La commandante Jennie Carignan

Jennie Carignan: meneuse de troupes

Ce sont des gestionnaires de formation, ou qui le sont devenus pour répondre à l’une de leurs passions. Leur parcours nous révèle une belle et heureuse dualité créative. Découvrez ces personnes qui savent lier passion et gestion. Un défi inspirant. 3e portrait de 5. Prochain rendez-vous: le 7 février.

Lorsque Jennie Carignan s’est enrôlée dans les Forces armées canadiennes à 17 ans, elle était dans une période de sa vie où elle ignorait encore ce qu’elle voulait faire. Mais elle savait déjà qu’elle avait l’ambition d’accomplir «quelque chose de plus grand qu’elle-même».

Son implication au sein de l’armée lui a permis d’atteindre cet objectif. À force de détermination et de courage, elle a grimpé les échelons jusqu’à obtenir, en 2016, le poste de brigadier-général, l’un des rôles les plus importants au sein des Forces armées canadiennes. 

Avec une responsabilité accrue, Jennie Carignan dirige plus de 11 000 militaires de la force régulière et la de force de réserve. 

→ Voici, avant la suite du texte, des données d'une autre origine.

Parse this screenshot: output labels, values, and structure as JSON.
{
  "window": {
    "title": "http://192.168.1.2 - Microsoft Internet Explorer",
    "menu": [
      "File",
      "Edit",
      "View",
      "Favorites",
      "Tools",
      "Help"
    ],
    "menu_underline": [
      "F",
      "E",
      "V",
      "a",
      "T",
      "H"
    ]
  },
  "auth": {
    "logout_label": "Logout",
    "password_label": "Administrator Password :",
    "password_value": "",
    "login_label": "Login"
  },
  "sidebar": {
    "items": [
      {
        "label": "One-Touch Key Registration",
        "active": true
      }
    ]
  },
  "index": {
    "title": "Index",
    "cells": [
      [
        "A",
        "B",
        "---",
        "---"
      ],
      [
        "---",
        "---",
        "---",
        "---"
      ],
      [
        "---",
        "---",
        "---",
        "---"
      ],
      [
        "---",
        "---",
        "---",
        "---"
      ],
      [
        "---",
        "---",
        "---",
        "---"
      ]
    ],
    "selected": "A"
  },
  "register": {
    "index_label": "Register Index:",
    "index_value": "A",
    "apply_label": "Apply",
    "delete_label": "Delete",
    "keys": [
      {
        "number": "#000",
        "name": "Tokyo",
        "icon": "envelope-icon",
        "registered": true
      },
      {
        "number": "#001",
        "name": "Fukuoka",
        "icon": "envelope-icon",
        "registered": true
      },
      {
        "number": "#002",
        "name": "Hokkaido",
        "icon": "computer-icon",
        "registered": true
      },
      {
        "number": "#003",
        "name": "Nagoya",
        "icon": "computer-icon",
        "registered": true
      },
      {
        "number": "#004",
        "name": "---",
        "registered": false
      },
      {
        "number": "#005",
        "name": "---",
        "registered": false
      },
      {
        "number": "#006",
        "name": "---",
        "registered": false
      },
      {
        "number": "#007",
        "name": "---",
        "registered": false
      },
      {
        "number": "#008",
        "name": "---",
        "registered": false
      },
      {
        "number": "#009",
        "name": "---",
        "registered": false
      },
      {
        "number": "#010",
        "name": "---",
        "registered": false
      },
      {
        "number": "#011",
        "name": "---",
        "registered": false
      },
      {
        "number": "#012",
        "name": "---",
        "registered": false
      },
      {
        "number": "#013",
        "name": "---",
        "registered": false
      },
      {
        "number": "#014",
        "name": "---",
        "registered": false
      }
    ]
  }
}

Il s’agissait là pour elle de l’aboutissement d’un long parcours au sein de l’armée canadienne. Une carrière qui l’a mené sur plusieurs fronts autant militaires que personnels.

«J’ai eu un voyage exceptionnel au sein des Forces armées canadiennes», affirme-t-elle. «J’ai eu le privilège d’être confrontée à différents défis et de rencontrer et de travailler en collaboration avec plusieurs équipes. Ça m’a toujours dynamisée et motivée.»

La «plus-value» de l’éducation 

Son expérience militaire a joué un rôle dans sa nomination de brigadier-général. Toutefois, la commandante Carignan estimait qu’il lui fallait acquérir de nouvelles connaissances.

«J’ai toujours trouvé que l’éducation était quelque chose d’important. J’ai toujours cherché des outils dont j’avais besoin à travers l’école. Après une dizaine d’années dans les forces, il me manquait des éléments pour bien faire mon travail. À titre de leader, je dois m’assurer de prendre les bonnes décisions et que j’avais les outils pour bien analyser les problèmes.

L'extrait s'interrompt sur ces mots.